The LM GTE Pro provided an exhilarating dash to the chequered flag finish in class, where the winners were not decided until the penultimate lap. The battle throughout the 24 hours in this class saw the leader trading between Ferrari, Aston Martin and Corvette before a Corvette vs Aston Martin fight kept the audience captivated until the race had finished. Some expert driving from Jonny Adam saw the #97 Aston Martin Racing take the glory at the end of the endurance race and claim class victory.

As the race came to an end, the battle for the win in class was between the #97 Aston Martin and the #63 Corvette Racing Chevrolet. Aston Martin had been dominating the GT field, with a one-two in class, but a mistake from Richie Stanaway saw the then-leading #95 car in the barrier. It dropped completely out of contention for the win and the class podium as it had to return to the garage for repair work.

Adam could sense the victory was his for the taking. Corvette had an advantage in pit stop timing but Aston Martin had the pace advantage and Adam was closing in on Ricky Taylor quickly. With just a handful of laps remaining, Adam tried to make a move passed Taylor through Arnage but went too deep into the exit of the corner, leaving the door wide open for Taylor to regain the position.

It looked like the advantage had fallen to Corvette as the gap increased to 1.5 seconds with just two laps remaining, but disaster struck as a problem occurred on the #63. Going straight over the first chicane on the Mulsanne Straight, Taylor either suffered a slow puncture or a brake failure. Adam closed the gap back down and drove a perfect final sector, waiting for Taylor to make a mistake. Over defending, Taylor went wide coming out of the Ford Chicane and less Adam plenty of room to get alongside him and pass for the class victory at the start of the final lap.
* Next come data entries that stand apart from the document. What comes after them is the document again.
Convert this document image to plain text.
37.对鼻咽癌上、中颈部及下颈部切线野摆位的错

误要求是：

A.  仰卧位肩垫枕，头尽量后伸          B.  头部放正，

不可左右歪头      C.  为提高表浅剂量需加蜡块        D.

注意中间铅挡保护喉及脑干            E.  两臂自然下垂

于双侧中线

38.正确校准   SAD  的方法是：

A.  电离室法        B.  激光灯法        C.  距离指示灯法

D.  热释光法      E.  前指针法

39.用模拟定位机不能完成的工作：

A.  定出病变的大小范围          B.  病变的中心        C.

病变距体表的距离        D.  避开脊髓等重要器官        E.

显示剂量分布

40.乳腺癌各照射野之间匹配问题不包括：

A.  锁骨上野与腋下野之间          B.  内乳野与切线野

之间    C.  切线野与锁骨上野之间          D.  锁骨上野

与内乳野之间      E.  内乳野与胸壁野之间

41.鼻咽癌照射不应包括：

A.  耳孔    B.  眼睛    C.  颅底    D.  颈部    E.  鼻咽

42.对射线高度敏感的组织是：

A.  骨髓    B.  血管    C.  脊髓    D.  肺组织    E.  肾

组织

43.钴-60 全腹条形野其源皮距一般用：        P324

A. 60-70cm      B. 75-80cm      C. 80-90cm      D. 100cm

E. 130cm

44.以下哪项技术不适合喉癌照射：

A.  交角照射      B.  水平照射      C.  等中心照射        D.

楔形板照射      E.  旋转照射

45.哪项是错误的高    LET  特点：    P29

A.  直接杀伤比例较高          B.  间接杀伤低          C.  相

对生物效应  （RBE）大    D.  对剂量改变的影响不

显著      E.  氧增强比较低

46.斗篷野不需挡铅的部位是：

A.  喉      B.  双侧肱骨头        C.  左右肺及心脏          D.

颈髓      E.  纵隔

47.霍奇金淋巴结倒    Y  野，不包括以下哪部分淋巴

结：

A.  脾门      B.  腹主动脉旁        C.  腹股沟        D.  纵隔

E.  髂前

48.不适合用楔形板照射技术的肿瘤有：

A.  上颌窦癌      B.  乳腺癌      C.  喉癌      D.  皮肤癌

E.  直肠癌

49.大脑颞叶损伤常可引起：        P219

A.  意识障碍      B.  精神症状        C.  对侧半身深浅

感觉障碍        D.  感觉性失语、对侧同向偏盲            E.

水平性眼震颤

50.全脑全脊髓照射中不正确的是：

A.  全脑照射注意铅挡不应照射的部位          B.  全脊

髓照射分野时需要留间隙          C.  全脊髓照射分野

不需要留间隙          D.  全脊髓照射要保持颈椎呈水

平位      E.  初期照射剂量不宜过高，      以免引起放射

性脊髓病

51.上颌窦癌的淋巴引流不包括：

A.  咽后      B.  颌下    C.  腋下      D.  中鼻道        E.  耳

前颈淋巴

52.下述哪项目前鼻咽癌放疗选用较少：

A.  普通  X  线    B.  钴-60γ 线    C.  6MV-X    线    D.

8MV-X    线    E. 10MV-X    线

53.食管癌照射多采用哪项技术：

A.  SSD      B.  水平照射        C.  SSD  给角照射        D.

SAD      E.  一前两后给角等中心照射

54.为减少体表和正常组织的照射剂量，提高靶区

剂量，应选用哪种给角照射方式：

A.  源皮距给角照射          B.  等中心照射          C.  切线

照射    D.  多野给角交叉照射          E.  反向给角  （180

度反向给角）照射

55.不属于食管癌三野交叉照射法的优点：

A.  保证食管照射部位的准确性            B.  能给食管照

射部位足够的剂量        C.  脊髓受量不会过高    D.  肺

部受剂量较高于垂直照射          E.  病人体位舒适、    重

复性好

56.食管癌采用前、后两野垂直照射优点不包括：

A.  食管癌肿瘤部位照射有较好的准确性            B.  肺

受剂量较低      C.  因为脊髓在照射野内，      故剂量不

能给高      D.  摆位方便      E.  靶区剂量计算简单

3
Due to the issues that Taylor had at the end of the race, Harry Tincknell managed to catch and pass the Corvette, giving the #67 Ford Chip Ganassi Team UK car second in class. The Fords had been pegged as underdogs for the race as the BoP ahead of the event put them on the back foot on a pace perspective. The three-man crew of the #67 had a great run through the 24-hours, keeping out of trouble and bringing home an excellent second place.

The field saw some losses, one of the most unfortunate being last year’s second-place finishers, the #88 Risi Competitione. The #88 was running very well before it was taken out of the race by the #26 G-Drive Racing early on in the race, coming down the Mulsanne Straight. The car was contending strongly and could have been in a position to battle for at least a podium by the end of the 24 hours.

Excluding the cars that did not score points in the World Endurance Championship, the last-minute position change helped the #67 crew extend their advantage leading the GT Driver’s Championship. 11 points separates them from 24 Hours of Le Mans winners in the #97 Aston Martin racing. The class promises a close battle for the rest of the season as the top four in the Driver’s Championship contains four different manufacturers and is covered by 19 points.

Ford continues to lead the manufacturer’s championship by nine points to Ferrari, whilst even with the Le Mans class win Aston Martin are 22 points off the leaders. Porsche brings up the rear of the manufacturer’s title with 72 points.